Additional information

No response

sethvargo commented 4 months ago

Hi @yanqianglu - if your cluster does not have an IP address or connector, then it's not accessible from the Internet, therefore GitHub Actions runners would not be able to connect to it. You need to use a Connect Gateway.

yanqianglu commented 4 months ago

Hi @yanqianglu - if your cluster does not have an IP address or connector, then it's not accessible from the Internet, therefore GitHub Actions runners would not be able to connect to it. You need to use a Connect Gateway.

Hi, my cluster is not managed by fleet and it's not a GKE enterprise version neither so probably can't use Connect Gateway. Is there any other way to connect to a private cluster?

Another question related to that, according to https://github.com/google-github-actions/get-gke-credentials/blob/77f2de852b126198c28497b5ce36f09cab2a4816/src/main.ts#L52, it seems like the use_internal_ip and connect gateway are exclusive to each other, so I'm wondering what's the correct setup to use use_internal_ip?

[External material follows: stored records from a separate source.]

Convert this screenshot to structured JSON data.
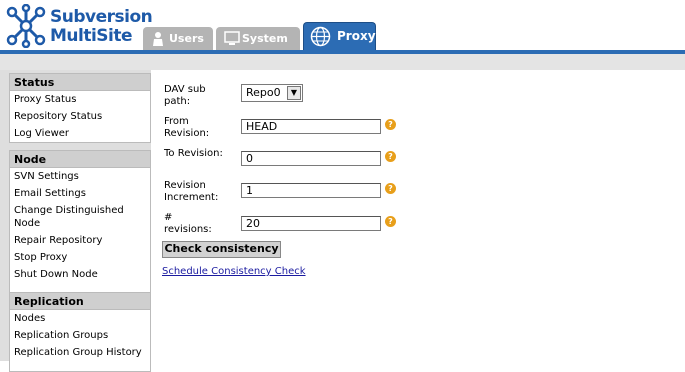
{
  "app": {
    "logo_line1": "Subversion",
    "logo_line2": "MultiSite"
  },
  "tabs": [
    {
      "label": "Users",
      "icon": "user-icon",
      "active": false
    },
    {
      "label": "System",
      "icon": "monitor-icon",
      "active": false
    },
    {
      "label": "Proxy",
      "icon": "globe-icon",
      "active": true
    }
  ],
  "sidebar": {
    "sections": [
      {
        "title": "Status",
        "items": [
          "Proxy Status",
          "Repository Status",
          "Log Viewer"
        ]
      },
      {
        "title": "Node",
        "items": [
          "SVN Settings",
          "Email Settings",
          "Change Distinguished Node",
          "Repair Repository",
          "Stop Proxy",
          "Shut Down Node"
        ]
      },
      {
        "title": "Replication",
        "items": [
          "Nodes",
          "Replication Groups",
          "Replication Group History"
        ]
      }
    ]
  },
  "form": {
    "dav_label": "DAV sub path:",
    "dav_value": "Repo0",
    "from_label": "From Revision:",
    "from_value": "HEAD",
    "to_label": "To Revision:",
    "to_value": "0",
    "increment_label": "Revision Increment:",
    "increment_value": "1",
    "num_label": "# revisions:",
    "num_value": "20",
    "help_glyph": "?",
    "submit_label": "Check consistency",
    "schedule_link": "Schedule Consistency Check"
  },
  "colors": {
    "accent": "#2c6cb4",
    "help": "#e89f1a",
    "link": "#1a1aa0"
  }
}
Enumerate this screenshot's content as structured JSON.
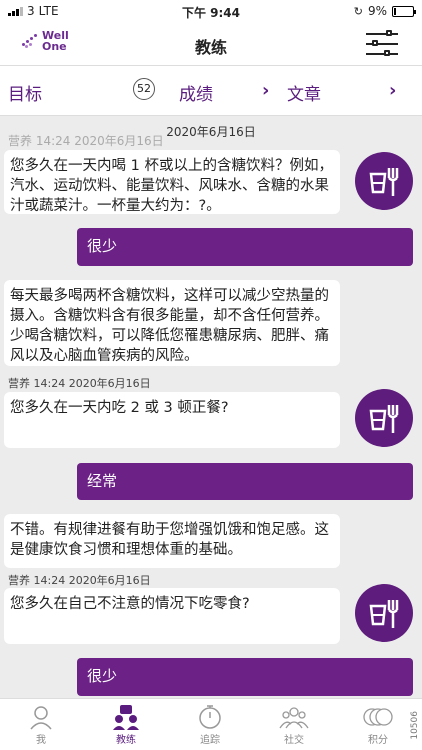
{
  "status_bar": {
    "carrier": "3",
    "network": "LTE",
    "time": "下午 9:44",
    "battery": "9%"
  },
  "header": {
    "logo_line1": "Well",
    "logo_line2": "One",
    "title": "教练"
  },
  "nav": {
    "goal": "目标",
    "badge": "52",
    "score": "成绩",
    "article": "文章"
  },
  "chat": {
    "date_divider": "2020年6月16日",
    "ghost_meta": "营养 14:24 2020年6月16日",
    "messages": [
      {
        "text": "您多久在一天内喝 1 杯或以上的含糖饮料？例如，汽水、运动饮料、能量饮料、风味水、含糖的水果汁或蔬菜汁。一杯量大约为：?。"
      },
      {
        "reply": "很少"
      },
      {
        "text": "每天最多喝两杯含糖饮料，这样可以减少空热量的摄入。含糖饮料含有很多能量，却不含任何营养。少喝含糖饮料，可以降低您罹患糖尿病、肥胖、痛风以及心脑血管疾病的风险。"
      },
      {
        "meta": "营养 14:24 2020年6月16日",
        "text": "您多久在一天内吃 2 或 3 顿正餐?"
      },
      {
        "reply": "经常"
      },
      {
        "text": "不错。有规律进餐有助于您增强饥饿和饱足感。这是健康饮食习惯和理想体重的基础。"
      },
      {
        "meta": "营养 14:24 2020年6月16日",
        "text": "您多久在自己不注意的情况下吃零食?"
      },
      {
        "reply": "很少"
      }
    ]
  },
  "tabs": [
    {
      "label": "我",
      "icon": "person-icon"
    },
    {
      "label": "教练",
      "icon": "coach-icon"
    },
    {
      "label": "追踪",
      "icon": "stopwatch-icon"
    },
    {
      "label": "社交",
      "icon": "group-icon"
    },
    {
      "label": "积分",
      "icon": "coins-icon"
    }
  ],
  "version": "10506",
  "colors": {
    "brand": "#5e1c7c",
    "reply_bubble": "#6b2185"
  }
}
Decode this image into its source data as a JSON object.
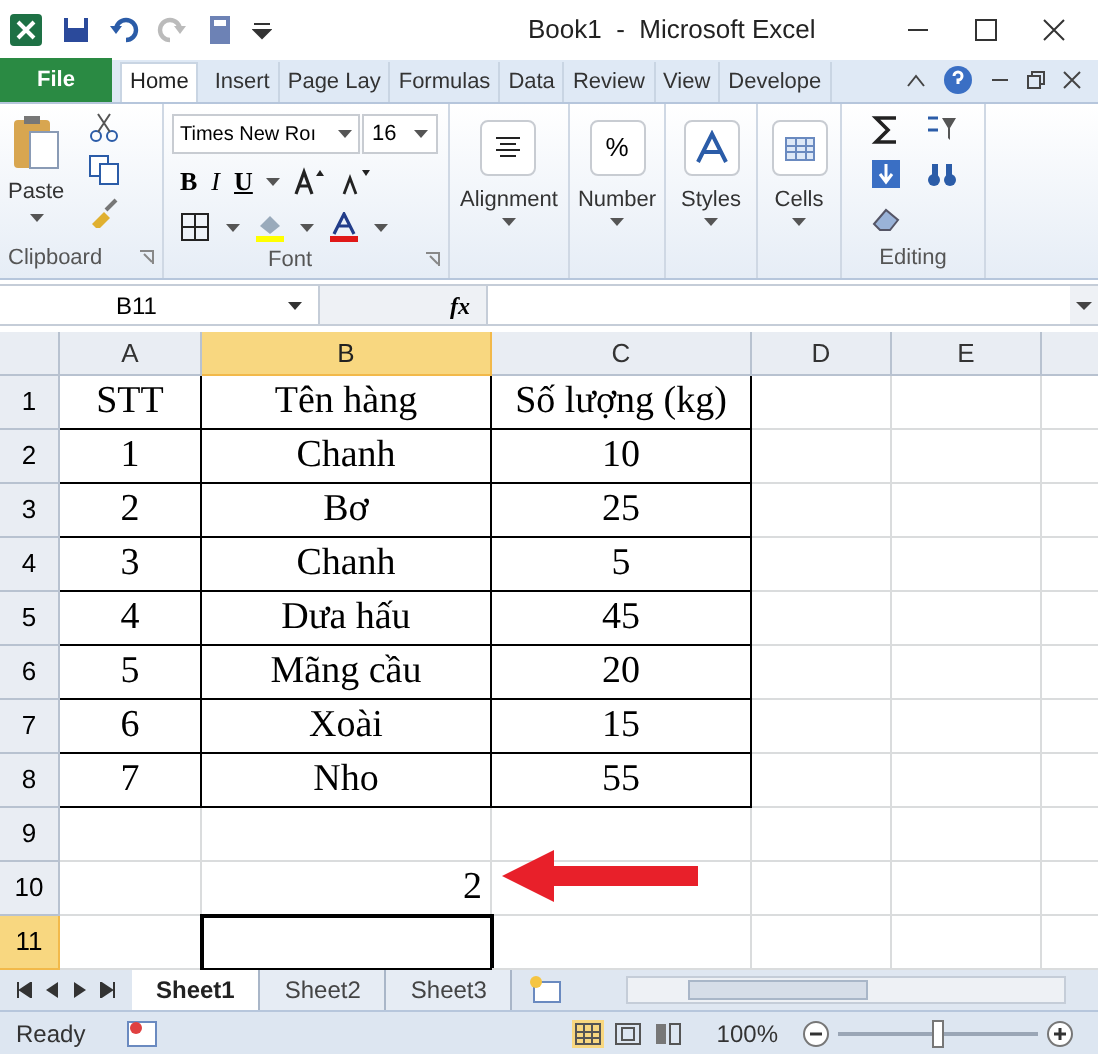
{
  "window": {
    "title": "Book1  -  Microsoft Excel"
  },
  "tabs": [
    {
      "label": "File",
      "kind": "file",
      "selected": false
    },
    {
      "label": "Home",
      "kind": "tab",
      "selected": true
    },
    {
      "label": "Insert",
      "kind": "tab",
      "selected": false
    },
    {
      "label": "Page Lay",
      "kind": "tab",
      "selected": false
    },
    {
      "label": "Formulas",
      "kind": "tab",
      "selected": false
    },
    {
      "label": "Data",
      "kind": "tab",
      "selected": false
    },
    {
      "label": "Review",
      "kind": "tab",
      "selected": false
    },
    {
      "label": "View",
      "kind": "tab",
      "selected": false
    },
    {
      "label": "Develope",
      "kind": "tab",
      "selected": false
    }
  ],
  "ribbon": {
    "paste": "Paste",
    "clipboard": "Clipboard",
    "font_name": "Times New Roı",
    "font_size": "16",
    "font": "Font",
    "bold": "B",
    "italic": "I",
    "underline": "U",
    "alignment": "Alignment",
    "number": "Number",
    "number_symbol": "%",
    "styles": "Styles",
    "cells": "Cells",
    "editing": "Editing"
  },
  "formula_bar": {
    "name_box": "B11",
    "fx": "fx"
  },
  "columns": [
    {
      "label": "A",
      "selected": false
    },
    {
      "label": "B",
      "selected": true
    },
    {
      "label": "C",
      "selected": false
    },
    {
      "label": "D",
      "selected": false
    },
    {
      "label": "E",
      "selected": false
    }
  ],
  "rows": [
    {
      "header": "1",
      "kind": "table",
      "selected": false,
      "A": "STT",
      "B": "Tên hàng",
      "C": "Số lượng (kg)"
    },
    {
      "header": "2",
      "kind": "table",
      "selected": false,
      "A": "1",
      "B": "Chanh",
      "C": "10"
    },
    {
      "header": "3",
      "kind": "table",
      "selected": false,
      "A": "2",
      "B": "Bơ",
      "C": "25"
    },
    {
      "header": "4",
      "kind": "table",
      "selected": false,
      "A": "3",
      "B": "Chanh",
      "C": "5"
    },
    {
      "header": "5",
      "kind": "table",
      "selected": false,
      "A": "4",
      "B": "Dưa hấu",
      "C": "45"
    },
    {
      "header": "6",
      "kind": "table",
      "selected": false,
      "A": "5",
      "B": "Mãng cầu",
      "C": "20"
    },
    {
      "header": "7",
      "kind": "table",
      "selected": false,
      "A": "6",
      "B": "Xoài",
      "C": "15"
    },
    {
      "header": "8",
      "kind": "table",
      "selected": false,
      "A": "7",
      "B": "Nho",
      "C": "55"
    },
    {
      "header": "9",
      "kind": "plain",
      "selected": false
    },
    {
      "header": "10",
      "kind": "plain",
      "selected": false,
      "B": "2"
    },
    {
      "header": "11",
      "kind": "plain",
      "selected": true
    }
  ],
  "sheets": [
    {
      "label": "Sheet1",
      "selected": true
    },
    {
      "label": "Sheet2",
      "selected": false
    },
    {
      "label": "Sheet3",
      "selected": false
    }
  ],
  "status_bar": {
    "status": "Ready",
    "zoom": "100%",
    "zoom_slider": {
      "level": 0.5
    }
  }
}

sethvargo commented 4 months ago

Correct, they are mutually exclusive. Either:

  1. Use Config Connector
  2. Establish a VPN connection/bastion host in a previous step, and then use the internal address to connect to the cluster

Private GKE clusters are not exposed to the Internet, so you need to establish a presence on the VPC network in order to connect.